I have tried the CVXPY library in python. But it seems my objective function is not a convex function so it can't solve it. My code is like:

first_layer = cp.Variable((2,2), integer=True)
second_layer = cp.Variable((4,4), integer=True)

for i in range(0,2):
for j in range(0,1):
cost += (first_layer[i][j] / first_layer[i][j+1] - D[1][i][j] / D[1][i][j+1])**2

for i in range(0,4):
for j in range(0,3):
cost += (second_layer[i][j] / second_layer[i][j+1] - D[2][i][j] / D[2][i][j+1])**2

constraints = []
for i in range(0,2):
for j in range(0,2):
constraints += [A[i][j] - A[2*i][2*j] - A[2*i+1][2*j] - A[2*i][2*j+1] - A[2*i+1][2*j+1] == 0]

for i in range(0,2):
for j in range(0,2):
constraints += [A[i][j] - V[i][j] <= 0]

objective = cp.Minimize(cost)
prob = cp.Problem(objective,constraints)
prob.solve(solver='ECOS_BB')


And the result is:

cvxpy.error.DCPError: Problem does not follow DCP rules. Specifically:
The objective is not DCP. Its following subexpressions are not:


It seems I violation the DCP rules [https://www.cvxpy.org/tutorial/dcp/index.html], because it saysexpr1*expr2, expr1/expr2, and expr1@expr2 can only be DCP when one of the expressions is constant.My objective function has the term x1/x2 so it can't works. But is DGP rules [https://www.cvxpy.org/tutorial/dgp/index.html] or DQP rules[https://www.cvxpy.org/tutorial/dqcp/index.html] works? I'm not sure.

So, I really don't know how to solve this type of problem? I'm even not sure it is what type of question. What type of objective function is this and how can I solve it?

• Welcome to OR.SE. It would be good if you can format your objective function and constraints using MathJax: or.meta.stackexchange.com/questions/5/… Commented Nov 28, 2022 at 17:39
• I have attempted to convert part of your text to MathJax to help you get started. Please check it for correctness and convert the remaining image to an array. Thanks. --- PS: Next time (don't!) upload a higher resolution image; convert images containing MathJax, tables and text to MathJax.
– Rob
Commented Nov 28, 2022 at 18:08
• Thank you! I will consider next time. Commented Nov 29, 2022 at 7:58
• What is the motivation for this question? Where does this optimization problem come from? Commented Nov 29, 2022 at 17:41
• It comes from a scatter plot sampling problem. Commented Nov 30, 2022 at 2:29

Maybe work with a slightly different objective. Basically, you want:

$$A_{i j}^l / A_{j +l}^l \approx D_{i j}^l / D_{ijH}^l$$

You could do:

$$\min \sum |A_{i j}^l - A_{j +l}^l \cdot D_{i j}^l / D_{ijH}^l |$$

This is now linear (CVXPY can linearize the absolute value for you).

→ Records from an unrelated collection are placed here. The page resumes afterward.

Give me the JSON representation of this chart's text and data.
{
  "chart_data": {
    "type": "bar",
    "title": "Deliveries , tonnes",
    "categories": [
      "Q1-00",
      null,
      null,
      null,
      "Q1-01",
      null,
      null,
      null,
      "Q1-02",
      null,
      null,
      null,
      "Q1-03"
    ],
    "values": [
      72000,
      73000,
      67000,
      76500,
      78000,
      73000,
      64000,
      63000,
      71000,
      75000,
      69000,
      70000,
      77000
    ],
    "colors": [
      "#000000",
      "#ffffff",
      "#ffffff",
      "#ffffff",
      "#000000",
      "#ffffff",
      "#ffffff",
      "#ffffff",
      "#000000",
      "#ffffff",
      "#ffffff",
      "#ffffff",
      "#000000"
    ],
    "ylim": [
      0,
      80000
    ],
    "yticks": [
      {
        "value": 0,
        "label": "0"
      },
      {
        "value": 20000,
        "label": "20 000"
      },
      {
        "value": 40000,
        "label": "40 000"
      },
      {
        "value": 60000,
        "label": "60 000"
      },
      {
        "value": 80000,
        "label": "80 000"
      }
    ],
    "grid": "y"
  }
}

A detail: maybe exclude: $$A_{j +l}^l=0$$. That may need an extra binary variable if $$A$$ can be negative. (I am not sure how you want to interpret $$A_{j +l}^l=0$$).

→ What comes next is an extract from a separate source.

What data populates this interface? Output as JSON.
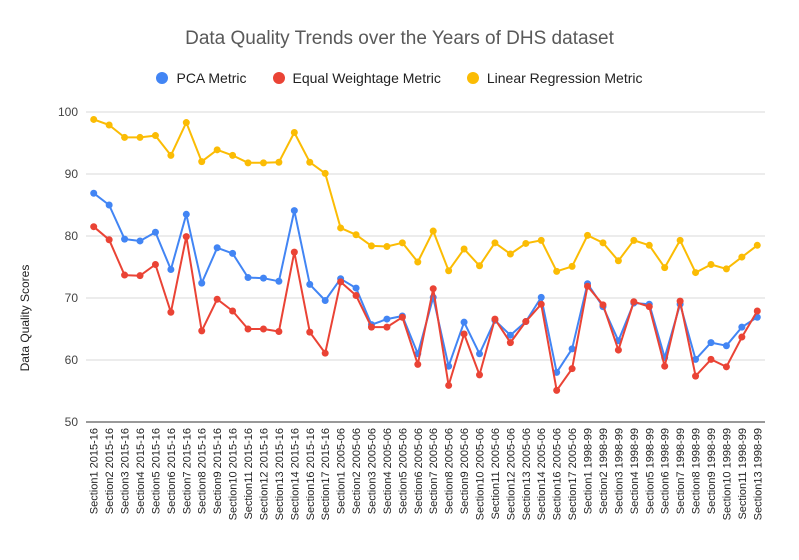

Note that this approach will give somewhat different solutions than your model. But it will do a similar thing. If you want to stick to your objective, I think you may need to look at a different tool, such as a (global) MINLP solver.

• Thank you. It helps me a lot!! Commented Nov 30, 2022 at 2:28

Try with constraint:
$$x_{i}*y_{i}=1$$.
Then replace $$x_i$$ with $$y_i$$ in the objective.